Clast shape analysis and clast transport paths in glacial environments: A critical review of methods and the role of lithology

Abstract

The reconstruction and tracing of transport paths in glaciated (and other) environments have a long tradition in the Earth Sciences. We here present a dataset of clast shape samples from a worldwide selection of glaciated mountain environments in order to assess the reliability of this approach overall and the role of lithology on the performance of clast shape measurements in particular. Our findings demonstrate that the widely-used RA-C40 co-variance approach is applicable to 63% of the 19 catchments investigated, while the alternative RWR-C40 approach is more widely applicable to 75% of these catchments. A systematic assessment of mixing of lithologies at the catchment scale demonstrates that such mixing leads to pronounced overlaps between different control envelopes that had previously been separated, thereby removing the discriminatory power of the method. Mixing of similar lithologies between different catchments shows an even more extreme loss of discriminatory power, which strongly suggests that lithology plays a primary role in determining clast shape, and that catchment-specific processes are superimposed. Systematic analysis of the dataset also shows that nearly all catchments (apart from two) can be grouped into two types. Type I relates to sites in lesser mountain ranges and is characterised by dominantly blocky forms in the subglacial realm, highlighting significant reworking processes.
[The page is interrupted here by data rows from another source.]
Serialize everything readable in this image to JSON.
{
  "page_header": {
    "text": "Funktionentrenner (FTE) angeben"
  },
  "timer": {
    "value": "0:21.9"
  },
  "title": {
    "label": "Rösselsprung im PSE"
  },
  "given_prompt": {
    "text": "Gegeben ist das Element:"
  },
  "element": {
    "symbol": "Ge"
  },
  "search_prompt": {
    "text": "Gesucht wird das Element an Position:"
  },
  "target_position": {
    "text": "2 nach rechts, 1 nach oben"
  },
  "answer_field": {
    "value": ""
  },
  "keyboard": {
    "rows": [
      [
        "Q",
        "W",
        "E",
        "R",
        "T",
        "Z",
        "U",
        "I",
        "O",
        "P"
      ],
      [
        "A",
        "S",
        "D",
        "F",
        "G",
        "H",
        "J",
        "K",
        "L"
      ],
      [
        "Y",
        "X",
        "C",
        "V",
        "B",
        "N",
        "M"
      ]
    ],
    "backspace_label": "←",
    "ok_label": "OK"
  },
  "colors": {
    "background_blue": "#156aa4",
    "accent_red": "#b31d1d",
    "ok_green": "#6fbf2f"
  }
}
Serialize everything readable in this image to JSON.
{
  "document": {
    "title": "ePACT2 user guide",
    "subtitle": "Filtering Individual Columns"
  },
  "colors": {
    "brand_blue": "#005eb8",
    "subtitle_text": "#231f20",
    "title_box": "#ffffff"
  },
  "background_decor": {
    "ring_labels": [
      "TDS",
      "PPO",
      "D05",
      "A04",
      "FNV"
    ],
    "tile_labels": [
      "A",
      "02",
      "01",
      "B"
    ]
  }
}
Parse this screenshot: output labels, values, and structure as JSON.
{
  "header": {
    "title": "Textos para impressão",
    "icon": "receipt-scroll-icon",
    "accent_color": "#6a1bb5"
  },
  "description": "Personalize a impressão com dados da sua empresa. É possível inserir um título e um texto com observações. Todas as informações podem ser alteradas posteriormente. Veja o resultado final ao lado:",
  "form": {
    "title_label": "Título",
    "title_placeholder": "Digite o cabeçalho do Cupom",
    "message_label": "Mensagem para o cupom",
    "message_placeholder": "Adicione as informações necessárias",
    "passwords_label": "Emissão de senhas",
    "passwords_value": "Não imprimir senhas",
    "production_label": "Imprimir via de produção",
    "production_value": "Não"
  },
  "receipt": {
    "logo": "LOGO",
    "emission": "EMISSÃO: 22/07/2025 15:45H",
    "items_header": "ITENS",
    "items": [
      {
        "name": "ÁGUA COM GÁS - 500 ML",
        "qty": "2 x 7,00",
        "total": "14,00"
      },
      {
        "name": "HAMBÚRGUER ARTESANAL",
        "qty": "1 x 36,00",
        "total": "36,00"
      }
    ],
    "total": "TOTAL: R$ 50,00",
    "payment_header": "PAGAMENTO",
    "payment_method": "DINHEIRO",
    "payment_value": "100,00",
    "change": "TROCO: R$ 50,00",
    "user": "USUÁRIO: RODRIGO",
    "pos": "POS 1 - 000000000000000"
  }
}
Type II sites are dominantly in high-mountain environments and characterised by a high similarity between subglacial and fluvial control envelopes. This indicates that, although reworking may be pronounced, it is not necessarily effective enough to remove the platy shape that most likely results from extraglacial and supraglacial inputs. Our study highlights the potential of clast shape analysis as a tool that allows generic processes to be identified between catchments, thereby enabling an understanding of debris cascades in glaciated mountain environments. We finish with recommendations for ensuring that future clast shape studies are robust, reproducible and comparable between different sites.